The risk with this approach is reducing the delivered scope. However, agile combines this with the incremental delivery of the highest value backlog items (features, bug fixes, improvements) thus enabling organisations to focus on what really matters: optimising the output of fixed resources.

Who decides the highest value backlog items? Why, I’m glad you asked. The Product Manager, of course.

With various flavours of agile taking over the product world, it is easy to see why the Product Manager role is central to success.

Have a look around in your organisation and ask yourself: how agile is your triangle (on the scope vertex, at least)?

Context Is Everything

There is no shortage of advice available for product managers. There are hundreds of websites, blogs, books, courses and experts willing to offer their opinions to whoever will read or watch or listen. A lot of the advice revolves around techniques to ensure that thinking of customers is the central concern of product management. Indeed, if you do not have customers as a central concern, then advice on how to ensure they are will be helpful for you. At least as important as happy customers, however, is aligning product management efforts to what your organisation is trying to achieve. Your organisation exists for a reason and has goals to achieve (and hopefully the goals are explicit), so to be successful the product must help your organisation achieve its goals. Context really does matter.

In a philosophical sense, the idea is to take the time to understand where you are before you set out on a journey: if you don’t know where you are, how can you get where you are going?

What is the context for product management? Each organisation is unique, but we can reduce “context” to a short list of considerations.

First, your goals.

goals

Path to profit

What business model(s) is your organisation targeting, to make money?

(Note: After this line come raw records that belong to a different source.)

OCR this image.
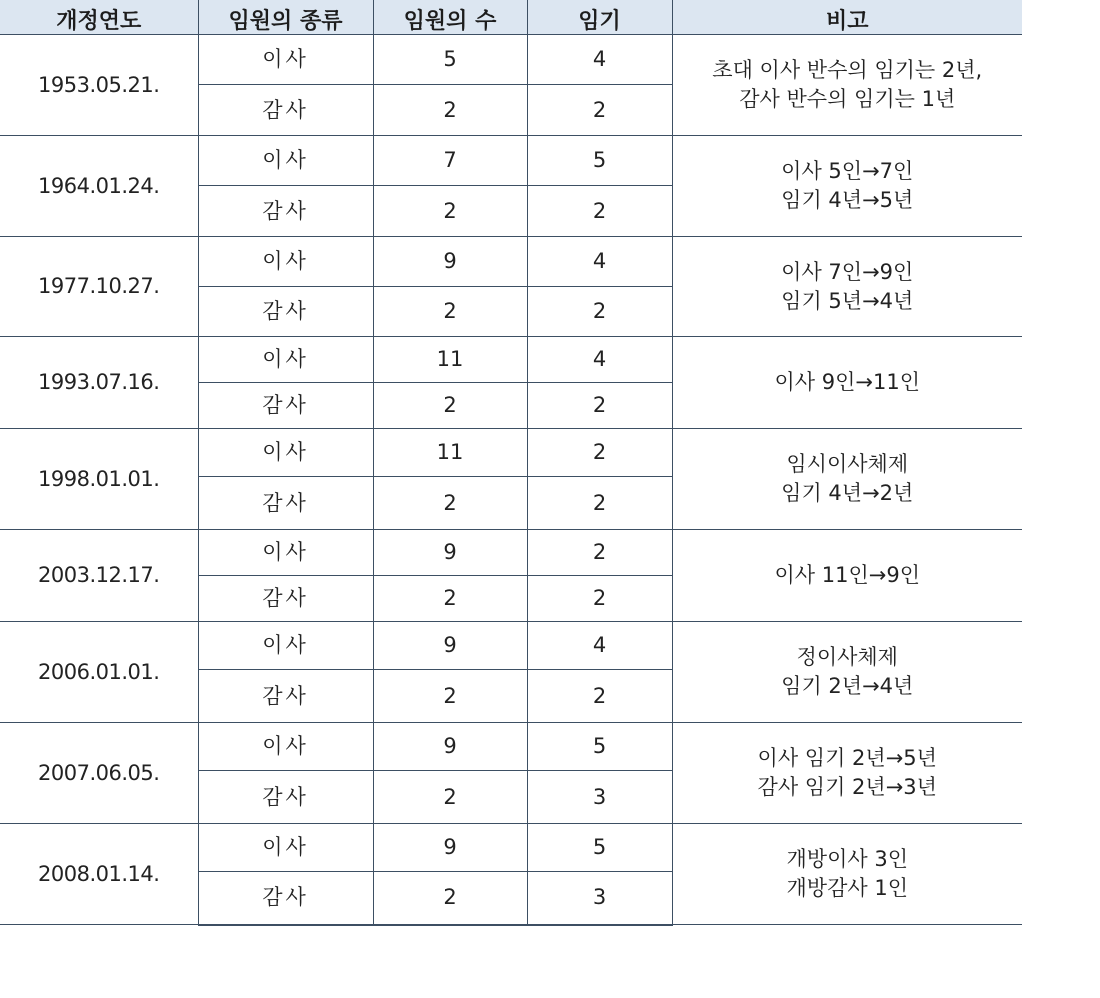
개정연도	임원의 종류	임원의 수	임기	비고
1953.05.21.	이사	5	4	초대 이사 반수의 임기는 2년,
감사 반수의 임기는 1년

	감사	2	2	
1964.01.24.	이사	7	5	이사 5인→7인
임기 4년→5년

	감사	2	2	
1977.10.27.	이사	9	4	이사 7인→9인
임기 5년→4년

	감사	2	2	
1993.07.16.	이사	11	4	이사 9인→11인

	감사	2	2	
1998.01.01.	이사	11	2	임시이사체제
임기 4년→2년

	감사	2	2	
2003.12.17.	이사	9	2	이사 11인→9인

	감사	2	2	
2006.01.01.	이사	9	4	정이사체제
임기 2년→4년

	감사	2	2	
2007.06.05.	이사	9	5	이사 임기 2년→5년
감사 임기 2년→3년

	감사	2	3	
2008.01.14.	이사	9	5	개방이사 3인
개방감사 1인

	감사	2	3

The choice of business model impacts product. Subscriptions, marketplaces, platforms, brokerage, services, …: the way you commercialise the product impacts what product you build.

Type of innovation

Are you inventing something truly new, or improving an existing thing? A lot of research has been done on removing barriers to different types of innovation, and understanding the type of innovation you are trying to do is a first step to efficiently achieving your goals.

Bigger picture

Are your goals part of a broader industry transformation? The move to music streaming is an example where many players were part of an entire industry shifting to new product technology (and business) models. The history of industry transformations is well researched and lessons can be learnt without repeating past mistakes.

Second, your constraints.

constraints

Scariness

How risky / complex are your goals? Building mission control software for a human journey to Mars differs in complexity and risk from an app that delivers weather forecasts to a mobile phone. Clearly the level of risk and complexity impacts the product management approach.

Maturity

How mature is your organisation? Size: The environment in a lean startup is different to a large multinational corporation. Capability: An organisation without repeatable processes and with no ability to learn from past mistakes is different from one with clear processes and continuous improvement ideas embedded. Product managers in organisations at different levels of maturity need to adjust how they go about their work.

The Iron Triangle

Every organisation and project (and therefore product) will have – in one way or another – time, cost and schedule constraints. Working within these constraints is obviously a consideration for product managers.

What is YOUR context?

Each of the 6 considerations above is a topic in itself. Later blog posts will dive into each of these.

In the meantime, have a think about your context. Do you understand your unique goals (path to profit, type of innovation, bigger picture)? Do you understand your unique constraints (scariness, maturity, your iron triangle)?

If not, try to step back and consider each. It might just change the way your take your product forward.